A solution looking for a problem
While some communications vendors are exploring VR as the next big thing in virtual meetings, the question is whether the technology will catch on for meetings outside of niche use cases.
"It seems like one of those technologies that comes along every few years in the collaboration space, and then disappears for lack of usability or use cases," said Metrigy analyst Irwin Lazar. With the consumer acceptance of VR and VR devices making their way into enterprises, it's possible the technology could see wider adoption for business purposes. But it's not for everyone.
"I'm not a believer," said David Kung, director of product marketing at Bluescape. VR meetings could work in situations where a sole participant is so remote that a more immersive experience is needed.
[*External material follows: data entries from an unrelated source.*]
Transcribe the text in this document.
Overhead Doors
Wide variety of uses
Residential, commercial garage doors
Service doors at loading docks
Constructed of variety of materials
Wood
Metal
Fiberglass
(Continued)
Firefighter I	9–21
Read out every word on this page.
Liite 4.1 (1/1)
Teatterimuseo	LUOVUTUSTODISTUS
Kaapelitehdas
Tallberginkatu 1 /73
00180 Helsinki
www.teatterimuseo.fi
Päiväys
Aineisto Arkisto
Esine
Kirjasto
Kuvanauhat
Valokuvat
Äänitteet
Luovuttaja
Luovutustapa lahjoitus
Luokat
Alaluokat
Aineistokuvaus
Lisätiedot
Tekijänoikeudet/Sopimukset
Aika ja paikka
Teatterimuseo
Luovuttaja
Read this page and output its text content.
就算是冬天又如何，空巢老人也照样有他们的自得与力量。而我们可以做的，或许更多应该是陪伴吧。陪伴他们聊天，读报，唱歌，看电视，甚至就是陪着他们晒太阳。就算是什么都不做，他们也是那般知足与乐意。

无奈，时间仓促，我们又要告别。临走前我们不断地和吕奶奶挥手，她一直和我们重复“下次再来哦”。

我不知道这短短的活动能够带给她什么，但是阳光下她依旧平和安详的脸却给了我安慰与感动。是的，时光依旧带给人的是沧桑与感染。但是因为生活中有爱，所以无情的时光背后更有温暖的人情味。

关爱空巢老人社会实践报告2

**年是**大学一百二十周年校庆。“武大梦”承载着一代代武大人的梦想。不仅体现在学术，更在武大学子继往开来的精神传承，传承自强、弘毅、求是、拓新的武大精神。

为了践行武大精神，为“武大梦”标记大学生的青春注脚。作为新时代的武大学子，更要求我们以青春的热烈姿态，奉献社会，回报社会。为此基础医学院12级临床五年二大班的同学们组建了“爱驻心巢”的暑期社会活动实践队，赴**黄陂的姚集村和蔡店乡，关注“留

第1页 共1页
But Kung said he doesn't think people want to have their general meetings mediated by a device like a VR headset.
Mixed reality applications -- a combination of virtual and augmented reality -- could see more use in the enterprise as a way to visualize content and move beyond screen sharing during a meeting, Kung said.
"When we get more oriented on understanding the use cases, the applications pop out," said Hunter Middleton, senior vice president of product management at 8x8. For example, no one cared about having virtual backgrounds for video meetings until everyone's backgrounds were kids' toys and messy rooms at home, he said.
Right now, the problems facing remote and hybrid work collaboration don't necessarily need VR to solve them, he said.
Part of the problem with VR is the technology is trying to recreate the physical world, said Steve Wood, vice president of product and developer platform at Slack. The UC industry is trying to solve the challenge of supporting the casual communication that occurs when employees work near each other. To be more effective, he said, vendors should offer technology that improves the digital workplace experience, and not just recreate the physical office.
"There's a craving to get that back again," he said. "Let's try to find some interesting ways rather than strapping on some massive goggles and trying to pretend the virtual world is the real world."